Deduplication is a hot technology. Because of this, many vendors have responded with a proliferation of approaches and terminologies that seem more designed to confuse than to explain. Global deduplication. Content-aware. Target-based. Source-based. ISV-integrated. So, what does it all mean? And how can businesses know when and how to deploy this new offering?
When it comes to deduplication, it helps to focus on the basics. For example, just what is deduplication and what benefits come from using it?
First, deduplication is a data discovery and indexing technology which decreases the volume of data in a storage or communication system while maintaining complete data access.
By reducing data volume, deduplication decreases the hardware, software, communications and administration costs associated with maintaining and managing the data.

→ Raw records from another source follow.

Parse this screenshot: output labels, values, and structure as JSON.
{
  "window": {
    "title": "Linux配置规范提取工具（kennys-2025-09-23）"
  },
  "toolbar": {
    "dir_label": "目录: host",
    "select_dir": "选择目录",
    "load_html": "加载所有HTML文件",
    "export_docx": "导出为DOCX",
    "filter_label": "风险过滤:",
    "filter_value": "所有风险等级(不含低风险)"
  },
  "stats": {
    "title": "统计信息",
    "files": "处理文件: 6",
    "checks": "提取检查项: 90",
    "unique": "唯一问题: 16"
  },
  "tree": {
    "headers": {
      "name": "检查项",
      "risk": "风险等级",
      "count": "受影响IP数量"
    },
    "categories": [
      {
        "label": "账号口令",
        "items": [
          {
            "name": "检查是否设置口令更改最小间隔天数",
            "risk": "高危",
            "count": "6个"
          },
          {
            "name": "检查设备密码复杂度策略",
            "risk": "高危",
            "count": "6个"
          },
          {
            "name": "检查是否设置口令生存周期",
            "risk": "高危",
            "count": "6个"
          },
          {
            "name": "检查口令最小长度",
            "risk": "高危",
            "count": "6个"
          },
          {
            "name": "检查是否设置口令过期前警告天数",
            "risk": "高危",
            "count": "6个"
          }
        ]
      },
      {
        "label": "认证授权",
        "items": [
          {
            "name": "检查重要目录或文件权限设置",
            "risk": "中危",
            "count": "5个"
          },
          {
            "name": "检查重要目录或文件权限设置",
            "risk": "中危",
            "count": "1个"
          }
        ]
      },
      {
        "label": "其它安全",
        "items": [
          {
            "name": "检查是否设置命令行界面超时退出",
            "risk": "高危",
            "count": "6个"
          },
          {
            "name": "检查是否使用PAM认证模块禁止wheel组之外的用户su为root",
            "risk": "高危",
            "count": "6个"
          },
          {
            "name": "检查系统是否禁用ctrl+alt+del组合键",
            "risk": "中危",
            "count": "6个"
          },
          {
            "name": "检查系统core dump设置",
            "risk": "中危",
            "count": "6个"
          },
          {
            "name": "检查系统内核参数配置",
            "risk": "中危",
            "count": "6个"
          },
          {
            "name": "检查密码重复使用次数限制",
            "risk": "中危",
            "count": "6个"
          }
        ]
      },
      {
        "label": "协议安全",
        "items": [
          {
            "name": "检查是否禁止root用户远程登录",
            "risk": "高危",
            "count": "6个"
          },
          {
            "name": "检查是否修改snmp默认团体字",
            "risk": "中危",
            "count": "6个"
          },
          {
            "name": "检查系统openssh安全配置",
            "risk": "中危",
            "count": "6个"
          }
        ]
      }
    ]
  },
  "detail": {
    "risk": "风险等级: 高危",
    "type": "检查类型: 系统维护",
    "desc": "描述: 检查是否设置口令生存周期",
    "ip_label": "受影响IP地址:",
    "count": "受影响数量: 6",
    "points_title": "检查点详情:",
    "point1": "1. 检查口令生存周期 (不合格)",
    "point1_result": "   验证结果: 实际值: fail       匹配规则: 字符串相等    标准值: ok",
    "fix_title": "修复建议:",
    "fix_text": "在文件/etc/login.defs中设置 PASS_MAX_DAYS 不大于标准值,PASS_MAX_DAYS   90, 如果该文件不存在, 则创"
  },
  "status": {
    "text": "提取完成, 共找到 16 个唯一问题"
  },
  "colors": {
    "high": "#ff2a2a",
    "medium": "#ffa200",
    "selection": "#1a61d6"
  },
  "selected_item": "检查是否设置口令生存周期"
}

Unlike tools such as data classification, which require human analysis and intervention, data deduplication happens automatically.
A deduplication system finds strings of data which are exactly the same, saves the first instance of each unique string, and stores a pointer (index) for every successive copy. Generally, this process is sub-file. The definitive ROI of any deduplication product is its deduplication ratio-that is, the degree to which it extracts common data, reducing volume. A 100TB data set with a 2:1 deduplication ratio will result in approximately 50TB of data needing to be stored. That same data set at a 20:1 ratio will result in storing five terabytes, while still maintaining application access to all the same information.
Different deduplication products accomplish the string discovery and indexing process in different ways. Despite this, there are four basic rules driving which approach is the best fit for an organization.
Rule No. 1: Higher deduplication ratios are good
Higher deduplication ratios are good; these are delivered by data intelligence and system scalability. Different deduplication approaches and products deliver different deduplication ratios. The success of an approach rests on the solution’s effectiveness in finding common strings. Products that operate sub-file and account for variable length strings tend to discover and extract more duplicate data. Results vary by product and by application usage.
For example, backup natively creates many copies of data both across and within systems over time, but the resulting deduplication ratios can vary widely depending on data type, data change rate and even the customer’s backup model. An average deduplication ratio of 20:1 or higher is not unusual, but underneath this average may be virtual machine file backups at 40:1, e-mail backups at 15:1 and transactional database backups at 3:1. Solutions claiming “content awareness” often promise higher deduplication ratios. Organizations should ignore the lingo and assess the results. Most vendors offer a tool or consulting approach to help businesses size what results their product will deliver for an environment.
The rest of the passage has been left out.